Von der Forderungsfindung bis zum Tarifabschluss: Die Mitglieder müssen entscheiden!
Es muss eine wirkliche Diskussion in und zwischen den Betriebsgruppen über die Forderungen, über den Arbeitskampf/Streik und über ein mögliches Ergebnis organisiert werden. Individuelle Befragungen und Telefonaktionen können und dürfen das nicht ersetzen.
Das heißt:
- Auf betrieblicher Ebene: die Wiederbelebung der Streikversammlung, organisiert durch die jeweiligen Betriebsgruppen, als zentrales Organ der Mobilisierungs- und Arbeitskampfmaßnahmen.

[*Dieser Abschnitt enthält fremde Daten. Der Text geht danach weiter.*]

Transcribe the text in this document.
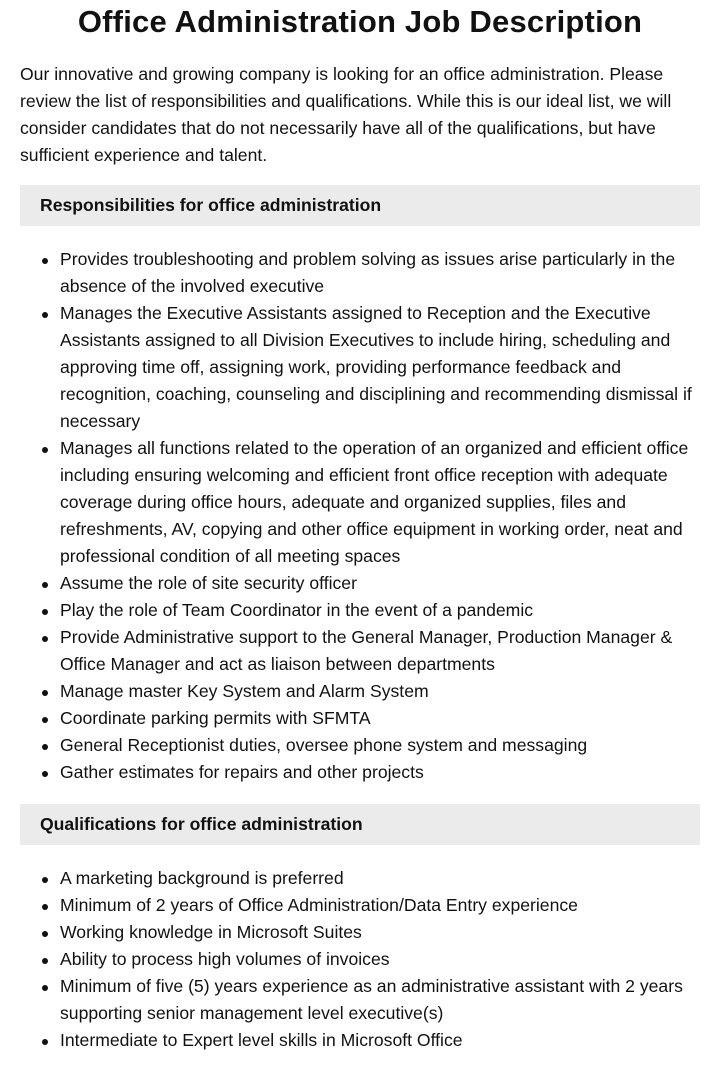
Office Administration Job Description

Our innovative and growing company is looking for an office administration. Please review the list of responsibilities and qualifications. While this is our ideal list, we will consider candidates that do not necessarily have all of the qualifications, but have sufficient experience and talent.

Responsibilities for office administration
Provides troubleshooting and problem solving as issues arise particularly in the absence of the involved executive
Manages the Executive Assistants assigned to Reception and the Executive Assistants assigned to all Division Executives to include hiring, scheduling and approving time off, assigning work, providing performance feedback and recognition, coaching, counseling and disciplining and recommending dismissal if necessary
Manages all functions related to the operation of an organized and efficient office including ensuring welcoming and efficient front office reception with adequate coverage during office hours, adequate and organized supplies, files and refreshments, AV, copying and other office equipment in working order, neat and professional condition of all meeting spaces
Assume the role of site security officer
Play the role of Team Coordinator in the event of a pandemic
Provide Administrative support to the General Manager, Production Manager & Office Manager and act as liaison between departments
Manage master Key System and Alarm System
Coordinate parking permits with SFMTA
General Receptionist duties, oversee phone system and messaging
Gather estimates for repairs and other projects
Qualifications for office administration
A marketing background is preferred
Minimum of 2 years of Office Administration/Data Entry experience
Working knowledge in Microsoft Suites
Ability to process high volumes of invoices
Minimum of five (5) years experience as an administrative assistant with 2 years supporting senior management level executive(s)
Intermediate to Expert level skills in Microsoft Office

- Auf überbetrieblicher Ebene: Versammlungen von demokratisch gewählten (und abberufbaren!) Streikdelegierten
- Die Streik(delegierten)versammlungen entscheiden über Aufnahme, Durchführung und Ende von Streiks.
- Die Tarif- und Verhandlungskommission wird von der zentralen Streikversammlung gewählt.
- Die Tarifkommission ist zwar verhandlungsberechtigt, sie darf aber keine Entscheidungen treffen, sondern muss die Mitglieder bzw. die Streikdelegiertenversammlungen befragen.
- Über vorläufige Verhandlungsergebnisse muss eine Diskussion ermöglicht werden, bevor eine Abstimmung darüber erfolgt.
- Über Verhandlungsergebnisse und alle weiteren möglichen Arbeitskampfmaßnahmen dürfen dann ausschließlich die betroffenen Gewerkschaftsmitglieder entscheiden. Hierfür muss ein digitales Verfahren entwickelt werden, so dass die betroffenen ver.di-Mitglieder über ihre Mitgliedsnummer zentral befragt werden, ob sie das Angebot annehmen oder weiterkämpfen wollen.